Throughout This Changes Everything, Klein describes the climate crisis as a confrontation between capitalism and the planet. It would be more accurate to describe the crisis as a clash between the expanding demands of humankind and a finite world, but however the conflict is framed there can be no doubt who the winner will be.
In This Changes Everything Naomi Klein makes a call for us to either embrace radical change ourselves or radical changes will be visited upon our physical world. The status quo is no longer an option.
This Changes Everything is as much about the psychology of denial as it is about climate change. “It is always easier to deny reality, than to allow our worldview to be shattered.”
Klein exposes the ideological desperation of the climate-change deniers, the messianic delusions of the would-be geoengineers, and the tragic defeatism of too many mainstream green initiatives. And she demonstrates precisely why the market has not—and cannot—fix the climate crisis but will instead make things worse, with ever more extreme and ecologically damaging extraction methods, accompanied by rampant disaster capitalism.

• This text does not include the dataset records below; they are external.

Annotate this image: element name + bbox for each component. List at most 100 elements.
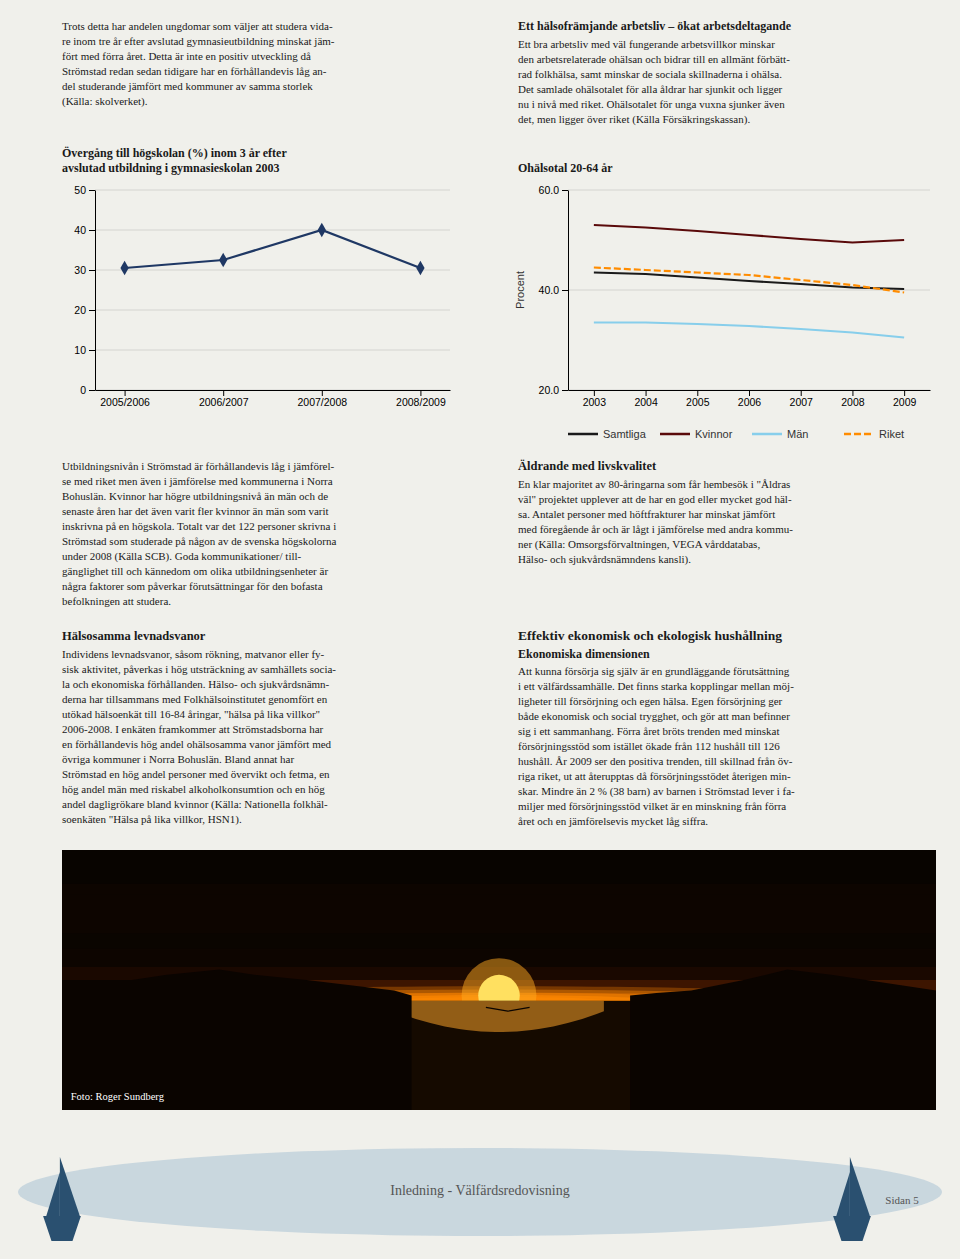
body-text: året och en jämförelsevis mycket låg sif… (518, 815, 708, 827)
tick-mark (89, 230, 95, 231)
grid (95, 190, 450, 390)
chart-title-line: Övergång till högskolan (%) inom 3 år ef… (62, 146, 287, 160)
body-text: den arbetsrelaterade ohälsan och bidrar … (518, 53, 790, 65)
body-text: Strömstad som studerade på någon av de s… (62, 535, 336, 547)
body-text: Strömstad redan sedan tidigare har en fö… (62, 65, 327, 77)
tick-mark (594, 390, 595, 396)
legend-swatch (844, 433, 874, 436)
body-text: både ekonomisk och social trygghet, och … (518, 710, 790, 722)
tick-label: 0 (80, 384, 86, 396)
body-text: soenkäten "Hälsa på lika villkor, HSN1). (62, 813, 242, 826)
axis-title: Procent (514, 271, 526, 309)
body-text: inskrivna på en högskola. Totalt var det… (62, 520, 336, 532)
tick: 2003 (583, 390, 607, 408)
tick-mark (749, 390, 750, 396)
chart-title: Övergång till högskolan (%) inom 3 år ef… (62, 146, 287, 175)
body-text: sisk aktivitet, påverkas i hög utsträckn… (62, 663, 336, 675)
tick: 0 (80, 384, 95, 396)
tick-label: 2008 (841, 396, 865, 408)
body-text: Individens levnadsvanor, såsom rökning, … (62, 648, 325, 660)
legend-label: Samtliga (603, 428, 647, 440)
heading: Ett hälsofrämjande arbetsliv – ökat arbe… (518, 19, 792, 33)
chart: 010203040502005/20062006/20072007/200820… (62, 146, 451, 408)
body-text: se med riket men även i jämförelse med k… (62, 475, 333, 487)
photo-land (62, 970, 412, 1110)
tick-label: 2008/2009 (396, 396, 446, 408)
tick-mark (89, 270, 95, 271)
marker (416, 261, 424, 275)
tick-label: 2005/2006 (100, 396, 150, 408)
tick: 40.0 (539, 284, 568, 296)
marks (120, 223, 424, 275)
legend-item: Riket (844, 428, 904, 440)
series-line (594, 225, 904, 243)
tick-mark (420, 390, 421, 396)
photo-band (62, 850, 936, 1110)
tick-label: 20 (74, 304, 86, 316)
chart-title: Ohälsotal 20-64 år (518, 161, 613, 175)
marker (318, 223, 326, 237)
tick: 2006/2007 (199, 390, 249, 408)
body-text: sig i ett sammanhang. Förra året bröts t… (518, 725, 780, 737)
body-text: under 2008 (Källa SCB). Goda kommunikati… (62, 550, 302, 563)
plot-area: 20.040.060.02003200420052006200720082009… (514, 184, 931, 409)
body-text: Strömstad en hög andel personer med över… (62, 768, 330, 780)
tick: 2008/2009 (396, 390, 446, 408)
body-text: hög andel män med riskabel alkoholkonsum… (62, 783, 325, 795)
subheading: Ekonomiska dimensionen (518, 647, 650, 661)
y-axis: 01020304050 (74, 184, 95, 396)
tick-mark (852, 390, 853, 396)
footer-wave (18, 1148, 942, 1236)
body-text: hushåll. År 2009 ser den positiva trende… (518, 755, 793, 767)
tick-label: 20.0 (539, 384, 560, 396)
grid-line (568, 290, 930, 291)
photo-land (630, 970, 936, 1110)
body-text: Ett bra arbetsliv med väl fungerande arb… (518, 38, 775, 50)
body-text: re inom tre år efter avslutad gymnasieut… (62, 35, 335, 47)
tick: 40 (74, 224, 95, 236)
tick-mark (562, 390, 568, 391)
text-block: Ett hälsofrämjande arbetsliv – ökat arbe… (518, 19, 792, 126)
photo: Foto: Roger Sundberg (62, 850, 936, 1110)
sailboat-part (60, 1157, 80, 1216)
legend-swatch (660, 433, 690, 436)
tick: 2006 (738, 390, 762, 408)
chart-title-line: avslutad utbildning i gymnasieskolan 200… (62, 161, 279, 175)
body-text: övriga kommuner i Norra Bohuslän. Bland … (62, 753, 295, 765)
sailboat-part (850, 1157, 870, 1216)
axis-line (568, 191, 569, 391)
legend-item: Kvinnor (660, 428, 733, 440)
grid-line (95, 230, 450, 231)
x-axis: 2003200420052006200720082009 (569, 390, 931, 408)
body-text: senaste åren har det även varit fler kvi… (62, 505, 329, 517)
tick-label: 2003 (583, 396, 607, 408)
series-line (594, 268, 904, 293)
body-text: det, men ligger över riket (Källa Försäk… (518, 113, 750, 126)
legend-label: Kvinnor (695, 428, 733, 440)
tick-label: 2005 (686, 396, 710, 408)
tick: 2005/2006 (100, 390, 150, 408)
tick-label: 60.0 (539, 184, 560, 196)
heading: Äldrande med livskvalitet (518, 459, 657, 473)
marker (219, 253, 227, 267)
tick-mark (322, 390, 323, 396)
legend-item: Män (752, 428, 808, 440)
tick: 2007/2008 (297, 390, 347, 408)
photo-credit: Foto: Roger Sundberg (71, 1091, 165, 1102)
tick: 60.0 (539, 184, 568, 196)
body-text: andel dagligrökare bland kvinnor (Källa:… (62, 798, 328, 811)
chart: 20.040.060.02003200420052006200720082009… (514, 161, 931, 440)
tick-label: 10 (74, 344, 86, 356)
series-line (594, 323, 904, 338)
body-text: Hälso- och sjukvårdsnämndens kansli). (518, 553, 691, 566)
body-text: En klar majoritet av 80-åringarna som få… (518, 478, 790, 490)
tick: 2004 (634, 390, 658, 408)
body-text: befolkningen att studera. (62, 595, 171, 607)
text-block: Trots detta har andelen ungdomar som väl… (62, 20, 335, 108)
tick-label: 30 (74, 264, 86, 276)
plot-area: 010203040502005/20062006/20072007/200820… (74, 184, 450, 409)
body-text: Utbildningsnivån i Strömstad är förhålla… (62, 460, 335, 472)
tick-mark (89, 310, 95, 311)
body-text: några faktorer som påverkar förutsättnin… (62, 580, 323, 592)
photo-band (62, 850, 936, 967)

Klein meticulously builds the case for how massively reducing our greenhouse emissions is our best chance to simultaneously reduce gaping inequalities, re-imagine our broken democracies, and rebuild our gutted local economies.
And this book also shares some inspiring movements that have already begun this process: communities that are not just refusing to be sites of further fossil fuel extraction but are building the next, regeneration-based economies right now.
The Earth is vastly older and stronger than the human animal. The change that is underway is no more than the Earth returning to equilibrium – a process that will go on for centuries or millennia whatever anyone does. Rather than denying this irreversible shift, we’d be better off trying to find ways of living with it.